I want to die outside.  Most people want to die at home.  The overwhelming majority of us die in an institution: a hospital or nursing home.  It’s often awful and ugly.  If we define quality of care as that which we would want ourselves or our family to receive then we need to take a serious look at what message we’re conveying to our residents and students regarding end of life care.   We need to take more time considering (and sorting out) what patients want, what good are we doing, how we sometimes reflexively order tests and make dispositions, how we use resources, and how we communicate.  This guy had a chance to make it out and to get back home.  It’s what he wanted.
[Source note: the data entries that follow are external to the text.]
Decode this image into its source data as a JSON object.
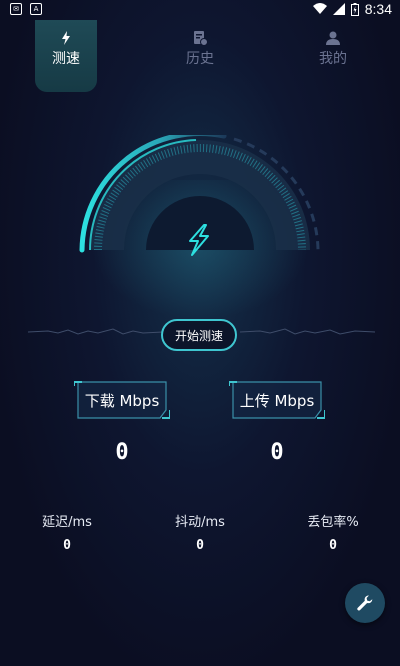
{
  "status_bar": {
    "time": "8:34"
  },
  "tabs": [
    {
      "label": "测速",
      "icon": "lightning-icon",
      "active": true
    },
    {
      "label": "历史",
      "icon": "history-icon",
      "active": false
    },
    {
      "label": "我的",
      "icon": "person-icon",
      "active": false
    }
  ],
  "gauge": {
    "icon": "lightning-icon"
  },
  "start_button": {
    "label": "开始测速"
  },
  "download": {
    "label": "下载 Mbps",
    "value": "0"
  },
  "upload": {
    "label": "上传 Mbps",
    "value": "0"
  },
  "metrics": [
    {
      "label": "延迟/ms",
      "value": "0"
    },
    {
      "label": "抖动/ms",
      "value": "0"
    },
    {
      "label": "丢包率%",
      "value": "0"
    }
  ],
  "fab": {
    "icon": "wrench-icon"
  },
  "colors": {
    "accent": "#2de0e0",
    "background": "#0c0f24",
    "tab_active": "#1f4a56"
  }
}
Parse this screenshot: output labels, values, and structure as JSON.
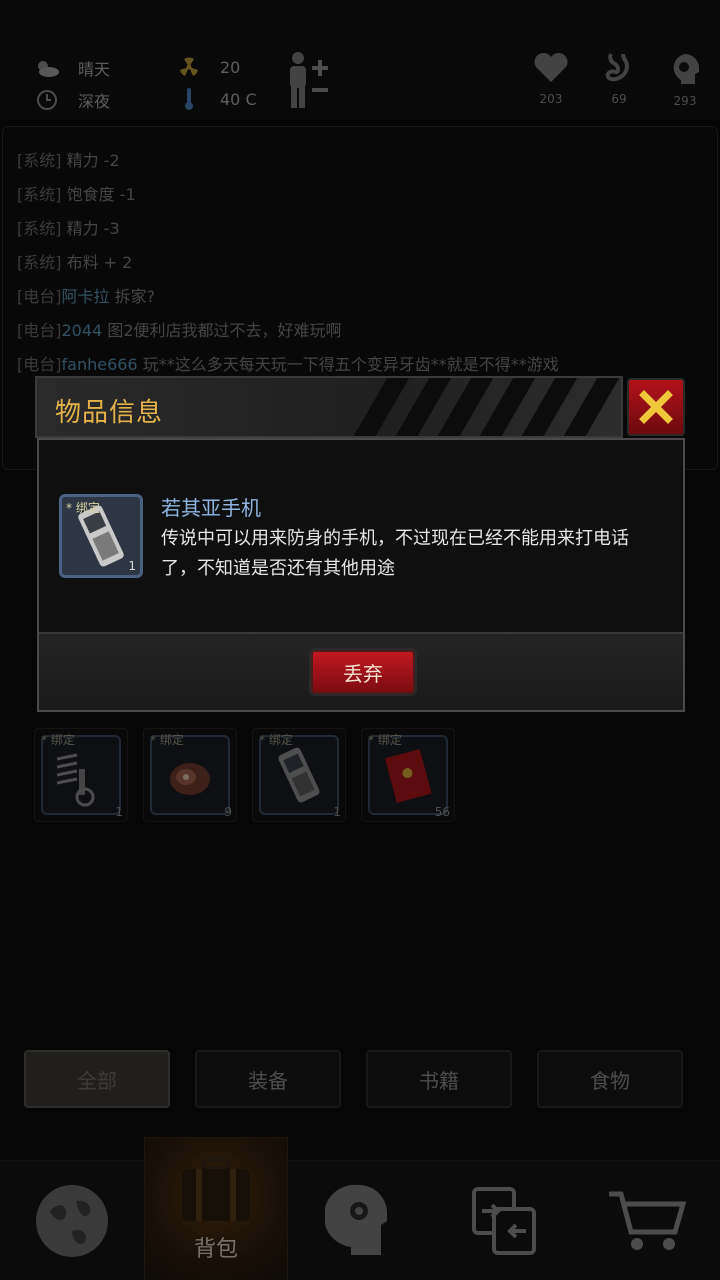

I suspect you may be wondering if he died overnight or made it back.  I’m not saying.  It’s not the point.  I’m not sure what the resident thought of all this either.  Should we really even consider sending home a 102-year-old with syncope?  There was a lot to discuss but not the time to discuss it as is typical in the ER.  Or so it seemed.  But now I think it was really important and I may not only have blown it with the patient but with the resident.  The point to me is this.  We need more clinical time outs.  Time outs with our learners, time outs with our patients, time outs with families, and maybe most importantly, time outs with ourselves.

David Schlueter is an emergency physician.